In nearly all projects I've noticed a gradual decline in the level of interest that the team has for these meetings as time progresses and I think that it has something to do with the low level nature of the information that is exchanged during these meetings. They've tended to be very task-oriented. For example:
- I'm going to put black borders on the buttons
- Write the validation logic for the forms
- Speak with the customer about how to do blah
It seems to me that the repetitive, constant, daily grind of reeling off facts breeds apathy for the process and before long these Scrum meetings become "yet another meeting". When this happens I find that teams simply go through the motions and become less agile in their thinking about raising important issues or giving you information that could change and assist the process. So how do you change it so that you get the goodness that the Scrum meeting is designed to deliver while getting good information from your team about how things are going and what needs to be done?
Up until this week I've been running daily SCRUM's in the Dev Centre but as of this morning I've decided to change it so that the weekly meetings will look more like this:
- Monday morning creativity meeting. Tell us your goals, dreams, and vision for what you are going to achieve this week.

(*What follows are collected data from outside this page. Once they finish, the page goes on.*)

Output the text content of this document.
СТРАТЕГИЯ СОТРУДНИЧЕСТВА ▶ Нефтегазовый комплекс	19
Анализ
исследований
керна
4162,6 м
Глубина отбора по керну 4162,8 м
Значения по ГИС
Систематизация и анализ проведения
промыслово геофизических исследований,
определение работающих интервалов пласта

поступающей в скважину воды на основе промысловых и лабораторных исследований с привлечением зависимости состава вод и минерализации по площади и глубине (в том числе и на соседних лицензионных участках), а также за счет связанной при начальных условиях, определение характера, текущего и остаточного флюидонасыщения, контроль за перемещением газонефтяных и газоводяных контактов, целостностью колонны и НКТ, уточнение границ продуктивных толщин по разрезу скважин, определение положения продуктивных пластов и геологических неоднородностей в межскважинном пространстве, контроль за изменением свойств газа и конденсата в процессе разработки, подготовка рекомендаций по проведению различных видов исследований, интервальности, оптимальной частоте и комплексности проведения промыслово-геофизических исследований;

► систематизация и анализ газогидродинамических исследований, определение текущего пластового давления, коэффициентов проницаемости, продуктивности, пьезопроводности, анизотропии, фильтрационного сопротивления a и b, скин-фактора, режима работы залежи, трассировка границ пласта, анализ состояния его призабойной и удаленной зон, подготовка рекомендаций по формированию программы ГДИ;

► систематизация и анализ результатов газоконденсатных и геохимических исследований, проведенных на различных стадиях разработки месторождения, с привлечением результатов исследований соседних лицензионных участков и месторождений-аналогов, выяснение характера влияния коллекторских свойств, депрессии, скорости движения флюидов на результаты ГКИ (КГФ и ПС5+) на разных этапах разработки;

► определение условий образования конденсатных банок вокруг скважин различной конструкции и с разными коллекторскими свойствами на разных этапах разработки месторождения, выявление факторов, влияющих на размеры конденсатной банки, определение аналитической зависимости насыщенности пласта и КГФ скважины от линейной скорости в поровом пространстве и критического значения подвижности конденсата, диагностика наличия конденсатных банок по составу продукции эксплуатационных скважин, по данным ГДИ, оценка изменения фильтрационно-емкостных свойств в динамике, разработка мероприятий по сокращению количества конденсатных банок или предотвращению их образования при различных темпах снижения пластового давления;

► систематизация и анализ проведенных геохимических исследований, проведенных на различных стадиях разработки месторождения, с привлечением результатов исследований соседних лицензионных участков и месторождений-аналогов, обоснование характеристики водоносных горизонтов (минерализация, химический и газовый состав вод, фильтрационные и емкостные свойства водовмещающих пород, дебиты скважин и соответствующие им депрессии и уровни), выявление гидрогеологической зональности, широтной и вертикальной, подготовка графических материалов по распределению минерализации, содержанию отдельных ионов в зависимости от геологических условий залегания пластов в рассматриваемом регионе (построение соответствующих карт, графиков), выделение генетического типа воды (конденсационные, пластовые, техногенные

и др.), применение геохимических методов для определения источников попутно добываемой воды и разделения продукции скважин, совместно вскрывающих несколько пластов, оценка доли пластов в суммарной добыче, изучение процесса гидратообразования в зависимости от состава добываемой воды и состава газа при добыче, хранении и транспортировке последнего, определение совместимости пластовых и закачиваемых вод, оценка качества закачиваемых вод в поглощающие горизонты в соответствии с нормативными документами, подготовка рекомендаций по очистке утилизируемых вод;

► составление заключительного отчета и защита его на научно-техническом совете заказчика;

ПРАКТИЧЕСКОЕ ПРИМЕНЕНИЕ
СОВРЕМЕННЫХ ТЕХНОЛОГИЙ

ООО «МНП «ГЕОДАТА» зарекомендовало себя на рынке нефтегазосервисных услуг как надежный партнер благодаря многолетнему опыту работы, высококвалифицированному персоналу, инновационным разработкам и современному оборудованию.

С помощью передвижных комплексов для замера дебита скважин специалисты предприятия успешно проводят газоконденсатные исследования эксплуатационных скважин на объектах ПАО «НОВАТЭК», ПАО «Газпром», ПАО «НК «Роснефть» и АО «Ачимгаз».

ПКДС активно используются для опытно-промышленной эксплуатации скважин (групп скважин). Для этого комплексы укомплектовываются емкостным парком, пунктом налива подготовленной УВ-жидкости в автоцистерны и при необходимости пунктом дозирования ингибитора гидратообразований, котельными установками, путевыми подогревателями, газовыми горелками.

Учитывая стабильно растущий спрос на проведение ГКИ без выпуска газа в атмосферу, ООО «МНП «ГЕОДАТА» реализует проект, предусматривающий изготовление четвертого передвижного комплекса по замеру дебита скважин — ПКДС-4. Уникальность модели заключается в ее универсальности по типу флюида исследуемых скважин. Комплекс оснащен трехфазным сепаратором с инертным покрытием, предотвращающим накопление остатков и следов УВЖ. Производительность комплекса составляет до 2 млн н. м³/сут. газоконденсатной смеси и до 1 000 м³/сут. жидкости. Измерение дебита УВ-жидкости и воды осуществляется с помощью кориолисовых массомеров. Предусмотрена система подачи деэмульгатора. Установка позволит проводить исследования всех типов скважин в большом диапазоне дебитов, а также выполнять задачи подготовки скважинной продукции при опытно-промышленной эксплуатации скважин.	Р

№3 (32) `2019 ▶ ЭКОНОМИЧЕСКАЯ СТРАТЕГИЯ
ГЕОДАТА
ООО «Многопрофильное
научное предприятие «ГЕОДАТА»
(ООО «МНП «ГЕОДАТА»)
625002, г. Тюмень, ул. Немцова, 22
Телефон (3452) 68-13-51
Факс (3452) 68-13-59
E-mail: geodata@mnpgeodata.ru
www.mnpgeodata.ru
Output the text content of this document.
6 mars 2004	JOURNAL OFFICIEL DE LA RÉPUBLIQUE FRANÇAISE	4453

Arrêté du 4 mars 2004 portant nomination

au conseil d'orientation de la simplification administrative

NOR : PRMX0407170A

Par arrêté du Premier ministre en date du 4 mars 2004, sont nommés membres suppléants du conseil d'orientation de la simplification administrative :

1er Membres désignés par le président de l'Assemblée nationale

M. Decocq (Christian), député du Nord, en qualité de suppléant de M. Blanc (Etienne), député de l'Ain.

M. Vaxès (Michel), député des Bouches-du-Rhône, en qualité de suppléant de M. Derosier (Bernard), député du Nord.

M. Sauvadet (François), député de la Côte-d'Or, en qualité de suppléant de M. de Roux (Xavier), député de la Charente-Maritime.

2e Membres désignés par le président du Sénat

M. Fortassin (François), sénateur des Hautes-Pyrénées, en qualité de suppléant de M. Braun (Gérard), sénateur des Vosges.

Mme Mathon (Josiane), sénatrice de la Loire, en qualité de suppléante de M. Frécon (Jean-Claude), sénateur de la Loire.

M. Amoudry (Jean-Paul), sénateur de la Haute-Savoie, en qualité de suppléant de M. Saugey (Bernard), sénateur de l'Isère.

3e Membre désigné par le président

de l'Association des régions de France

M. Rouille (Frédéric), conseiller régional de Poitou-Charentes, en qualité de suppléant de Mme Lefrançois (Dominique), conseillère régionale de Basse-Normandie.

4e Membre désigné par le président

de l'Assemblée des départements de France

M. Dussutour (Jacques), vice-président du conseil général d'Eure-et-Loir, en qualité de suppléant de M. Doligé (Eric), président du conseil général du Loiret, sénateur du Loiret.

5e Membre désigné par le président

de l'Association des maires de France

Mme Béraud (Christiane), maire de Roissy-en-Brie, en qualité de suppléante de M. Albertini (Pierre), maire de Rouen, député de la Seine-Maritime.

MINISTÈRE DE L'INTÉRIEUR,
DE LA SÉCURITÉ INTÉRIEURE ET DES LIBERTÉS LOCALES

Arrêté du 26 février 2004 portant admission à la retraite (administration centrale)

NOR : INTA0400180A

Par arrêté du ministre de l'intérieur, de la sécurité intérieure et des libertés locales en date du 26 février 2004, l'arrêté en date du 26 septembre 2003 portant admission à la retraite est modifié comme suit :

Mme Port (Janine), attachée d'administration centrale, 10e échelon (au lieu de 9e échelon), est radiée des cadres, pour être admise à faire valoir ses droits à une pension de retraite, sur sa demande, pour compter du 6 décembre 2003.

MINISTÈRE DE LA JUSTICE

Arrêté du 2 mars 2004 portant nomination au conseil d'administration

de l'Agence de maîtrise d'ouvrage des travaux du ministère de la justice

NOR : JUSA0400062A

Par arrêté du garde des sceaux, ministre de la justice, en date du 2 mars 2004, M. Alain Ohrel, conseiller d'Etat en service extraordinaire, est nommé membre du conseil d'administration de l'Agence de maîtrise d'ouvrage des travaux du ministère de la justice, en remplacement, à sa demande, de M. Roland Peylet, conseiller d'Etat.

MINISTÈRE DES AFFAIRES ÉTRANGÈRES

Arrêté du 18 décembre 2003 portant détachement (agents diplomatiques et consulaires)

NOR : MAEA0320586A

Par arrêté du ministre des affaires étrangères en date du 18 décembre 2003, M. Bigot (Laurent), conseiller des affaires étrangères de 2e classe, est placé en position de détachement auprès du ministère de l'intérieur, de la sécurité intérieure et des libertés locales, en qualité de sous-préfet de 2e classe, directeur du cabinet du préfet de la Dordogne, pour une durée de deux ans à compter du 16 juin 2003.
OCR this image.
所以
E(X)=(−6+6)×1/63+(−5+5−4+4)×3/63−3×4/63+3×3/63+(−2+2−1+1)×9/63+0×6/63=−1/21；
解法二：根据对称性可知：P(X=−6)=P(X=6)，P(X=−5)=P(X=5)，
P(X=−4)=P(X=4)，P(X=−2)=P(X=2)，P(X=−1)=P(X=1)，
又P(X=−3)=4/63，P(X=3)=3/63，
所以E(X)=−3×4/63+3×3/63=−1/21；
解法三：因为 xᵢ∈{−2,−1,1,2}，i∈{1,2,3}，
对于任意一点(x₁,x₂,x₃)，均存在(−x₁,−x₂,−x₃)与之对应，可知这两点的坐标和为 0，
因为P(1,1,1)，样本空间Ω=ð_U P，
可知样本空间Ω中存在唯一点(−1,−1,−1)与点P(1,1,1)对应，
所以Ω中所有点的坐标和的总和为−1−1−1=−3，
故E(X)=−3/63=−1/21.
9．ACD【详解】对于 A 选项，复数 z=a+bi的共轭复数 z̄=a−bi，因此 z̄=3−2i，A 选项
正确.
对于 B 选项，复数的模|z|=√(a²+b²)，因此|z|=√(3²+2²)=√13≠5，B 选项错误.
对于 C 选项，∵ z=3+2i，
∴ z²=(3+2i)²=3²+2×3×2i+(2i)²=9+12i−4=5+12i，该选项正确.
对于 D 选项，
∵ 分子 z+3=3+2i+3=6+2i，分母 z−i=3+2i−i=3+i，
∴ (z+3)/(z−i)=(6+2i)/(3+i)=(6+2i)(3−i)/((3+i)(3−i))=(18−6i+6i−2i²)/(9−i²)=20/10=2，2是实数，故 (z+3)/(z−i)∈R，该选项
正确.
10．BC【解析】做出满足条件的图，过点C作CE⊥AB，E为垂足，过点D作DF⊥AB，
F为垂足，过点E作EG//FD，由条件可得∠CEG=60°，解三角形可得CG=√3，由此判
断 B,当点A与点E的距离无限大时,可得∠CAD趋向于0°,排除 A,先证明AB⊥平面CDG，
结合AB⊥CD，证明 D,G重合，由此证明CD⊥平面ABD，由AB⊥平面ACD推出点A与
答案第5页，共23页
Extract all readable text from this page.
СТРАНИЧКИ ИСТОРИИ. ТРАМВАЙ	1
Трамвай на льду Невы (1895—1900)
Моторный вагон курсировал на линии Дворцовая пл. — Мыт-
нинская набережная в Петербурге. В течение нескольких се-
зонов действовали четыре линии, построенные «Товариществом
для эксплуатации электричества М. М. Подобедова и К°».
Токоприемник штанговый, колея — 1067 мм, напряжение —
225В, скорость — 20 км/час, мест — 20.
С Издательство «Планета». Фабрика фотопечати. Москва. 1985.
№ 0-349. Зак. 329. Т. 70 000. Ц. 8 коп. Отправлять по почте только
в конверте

- Tuesday to Thursday. Either send a typical SCRUM meeting email or I'll call you on an ad-hoc basis to "kick the tyres".
- Friday afternoon "beer-o-clock" session. 2 questions... Tell us what you achieved for the week and tell us what thing you would improve about the Dev Centre if you could improve any one thing at all.
Having meetings that are structured in this way will allow senior, responsible developers to become a little more self-managing and hopefully introduce enough creativity to produce a more creative culture.
Bottom line... take the blinkers off of your team. The opportunity to gather should be a learning experience. Use those precious moments together to learn from each other as to how you can improve... who knows, maybe you'll end up with a better culture because of it!